After my V-Box, Home Hub and the rest of the system’s paraphernalia arrived last year, I’d have happily bet against BT’s IPTV and Freeview hybrid being around in 2008. At least in my house.

Rewind to the middle of 2007, however, and it was a very different story.

Why BT Vision had a slow start

If you’re looking for a dictionary definition of the ‘curse of the early adopter’, BT Vision was it. The system was prone to crashing, sometime predictably and sometime randomly. A case of never buy version 1.0 if ever there was one.

Scroll too quickly through the Microsoft-powered EPG and the whole thing would lock up. Watch a live program and it would often freeze. Play a recorded show and you couldn’t always be sure you’d get to the end of it.

At its best, in 2007 BT Vision was dependably undependable. And that was just the TV and DVR side of things. Move to movies on demand and the selection of available films was B-List at best. Worse still, you’d be lucky if you got to the end of your rental without the V-box needing a restart or two. 

A lot of water has passed under the BT Vision bridge since then. Some radical software updates have addressed the system’s inherent instability and I’ve not had to restart the V-box for months.

Equally commendable are the improvements to the selection of on demand movies – you can watch solid blockbusters like I am Legend, Enchanted or American Gangster for between £3.45 and £3.99. 

You can also watch movies and on-demand content in the relaxed in knowledge you’ll get to the end without the V-Box having a fit.

Can BT Vision threaten Sky, Virgin Media?

A year on, and BT Vision has become a stable and reliable platform with some good content. But compared to Sky’s 8,880,000 subscribers and Virgin Media’s 3.5 million devotees, it’s still a small fish in the UK's DTV pond.

Going forward, Two Way Media has been approached to work on 16 games for the service. Meanwhile, Pace has been tasked with delivering a new generation of HD-capable V-Boxes.

BT Vision is now, dare I say it, reasonable value for money. I pay £28 per month, which also includes 8Mbit/s uncapped BT broadband and VoIP calls.

Sure there are still some occasional glitches in the BT Vision service. But if BT manages to continue the same trajectory of improvement it has made in both the infrastructure and the content it makes available, it certainly deserves the 250,000 customers it’s won so far.
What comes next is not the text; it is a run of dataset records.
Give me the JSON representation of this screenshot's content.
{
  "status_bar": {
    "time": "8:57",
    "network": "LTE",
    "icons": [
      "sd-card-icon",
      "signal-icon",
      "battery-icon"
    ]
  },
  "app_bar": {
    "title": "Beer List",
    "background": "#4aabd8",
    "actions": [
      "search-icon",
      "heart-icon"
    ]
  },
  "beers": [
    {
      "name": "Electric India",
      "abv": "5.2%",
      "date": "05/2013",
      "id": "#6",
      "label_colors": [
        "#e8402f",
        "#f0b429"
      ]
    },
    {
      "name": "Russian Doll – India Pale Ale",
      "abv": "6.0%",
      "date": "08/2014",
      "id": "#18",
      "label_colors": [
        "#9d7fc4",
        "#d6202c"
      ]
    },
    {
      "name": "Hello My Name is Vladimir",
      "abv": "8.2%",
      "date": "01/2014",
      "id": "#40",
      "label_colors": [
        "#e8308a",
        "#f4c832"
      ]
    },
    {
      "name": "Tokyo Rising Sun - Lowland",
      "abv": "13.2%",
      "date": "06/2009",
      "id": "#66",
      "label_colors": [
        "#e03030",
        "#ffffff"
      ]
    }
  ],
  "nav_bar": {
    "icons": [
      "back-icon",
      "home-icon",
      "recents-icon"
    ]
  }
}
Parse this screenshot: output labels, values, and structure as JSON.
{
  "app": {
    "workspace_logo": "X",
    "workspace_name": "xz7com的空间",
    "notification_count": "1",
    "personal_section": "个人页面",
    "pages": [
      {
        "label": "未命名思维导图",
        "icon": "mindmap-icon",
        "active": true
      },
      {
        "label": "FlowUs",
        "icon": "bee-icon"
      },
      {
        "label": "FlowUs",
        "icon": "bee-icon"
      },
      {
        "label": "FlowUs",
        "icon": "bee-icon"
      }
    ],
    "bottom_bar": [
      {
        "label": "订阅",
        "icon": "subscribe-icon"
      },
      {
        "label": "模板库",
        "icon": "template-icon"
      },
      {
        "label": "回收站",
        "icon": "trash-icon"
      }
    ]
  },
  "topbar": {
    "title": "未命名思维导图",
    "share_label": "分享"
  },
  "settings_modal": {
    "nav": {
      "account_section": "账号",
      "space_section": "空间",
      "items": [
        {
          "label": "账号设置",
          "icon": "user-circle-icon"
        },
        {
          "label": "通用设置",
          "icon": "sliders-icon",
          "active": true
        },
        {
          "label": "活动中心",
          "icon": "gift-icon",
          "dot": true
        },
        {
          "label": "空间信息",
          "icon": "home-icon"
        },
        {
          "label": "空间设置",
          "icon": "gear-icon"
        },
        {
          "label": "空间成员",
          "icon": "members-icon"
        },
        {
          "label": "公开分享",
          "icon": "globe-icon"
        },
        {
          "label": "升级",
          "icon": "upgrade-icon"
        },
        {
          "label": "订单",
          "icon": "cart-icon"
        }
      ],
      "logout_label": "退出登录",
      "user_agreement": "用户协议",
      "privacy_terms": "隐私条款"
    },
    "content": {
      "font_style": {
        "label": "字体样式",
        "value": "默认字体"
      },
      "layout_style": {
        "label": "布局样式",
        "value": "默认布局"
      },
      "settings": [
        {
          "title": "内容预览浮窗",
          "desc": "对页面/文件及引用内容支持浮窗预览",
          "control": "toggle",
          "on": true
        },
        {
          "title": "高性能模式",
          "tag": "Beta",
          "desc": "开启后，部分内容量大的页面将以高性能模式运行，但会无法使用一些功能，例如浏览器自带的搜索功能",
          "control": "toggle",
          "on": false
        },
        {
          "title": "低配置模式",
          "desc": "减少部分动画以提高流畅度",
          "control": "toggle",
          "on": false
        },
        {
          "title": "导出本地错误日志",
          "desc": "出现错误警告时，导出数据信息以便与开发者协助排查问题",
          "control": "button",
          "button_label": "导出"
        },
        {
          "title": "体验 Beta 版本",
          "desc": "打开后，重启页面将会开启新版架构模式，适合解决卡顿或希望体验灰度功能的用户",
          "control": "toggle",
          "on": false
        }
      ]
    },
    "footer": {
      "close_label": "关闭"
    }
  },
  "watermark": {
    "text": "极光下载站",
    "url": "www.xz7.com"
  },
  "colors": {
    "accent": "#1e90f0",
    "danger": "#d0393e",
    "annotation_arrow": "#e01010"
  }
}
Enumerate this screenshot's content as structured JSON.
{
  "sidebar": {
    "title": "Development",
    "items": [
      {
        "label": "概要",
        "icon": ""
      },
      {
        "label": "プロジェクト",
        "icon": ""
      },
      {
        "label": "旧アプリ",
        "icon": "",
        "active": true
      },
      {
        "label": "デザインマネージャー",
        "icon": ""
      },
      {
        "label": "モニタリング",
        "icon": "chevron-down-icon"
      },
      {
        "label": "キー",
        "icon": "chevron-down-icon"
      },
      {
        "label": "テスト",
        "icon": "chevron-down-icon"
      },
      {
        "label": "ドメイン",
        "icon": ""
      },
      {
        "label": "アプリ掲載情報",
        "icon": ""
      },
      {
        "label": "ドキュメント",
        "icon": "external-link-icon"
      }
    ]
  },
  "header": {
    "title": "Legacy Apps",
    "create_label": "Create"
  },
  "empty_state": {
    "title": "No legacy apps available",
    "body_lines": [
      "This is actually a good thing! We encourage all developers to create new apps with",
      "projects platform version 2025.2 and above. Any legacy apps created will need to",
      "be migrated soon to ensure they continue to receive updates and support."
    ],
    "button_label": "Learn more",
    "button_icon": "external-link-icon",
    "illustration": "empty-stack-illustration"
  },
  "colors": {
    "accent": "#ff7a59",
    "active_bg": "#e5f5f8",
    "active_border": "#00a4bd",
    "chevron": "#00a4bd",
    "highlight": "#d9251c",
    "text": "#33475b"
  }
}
Are you a BT Vision subscriber? What do you think of the service? Let us know by leaving a comment below.

Your comments (1) Click to add a new comment

blueg

June 9th 2008

1. I have BT Vision - it's buggy, long winded in places and a bit runnish overall.

But, the thing is FREE (I even got the £30 "install" waived) and you can't ask for much better than a Freeview dual tuner PVR for nothing really.

BT Broadband is expensive, but decent, especially at Option 3 level. The homehub is attractive and doesn't crash (which is AMAZING for a router), so the integration to BT Vision is great.

However, the OD side of things - which was free - was a great selling point for me, and now I have to pay for it I don't feel like I'm getting the same value for money. (I know it's free, but still.)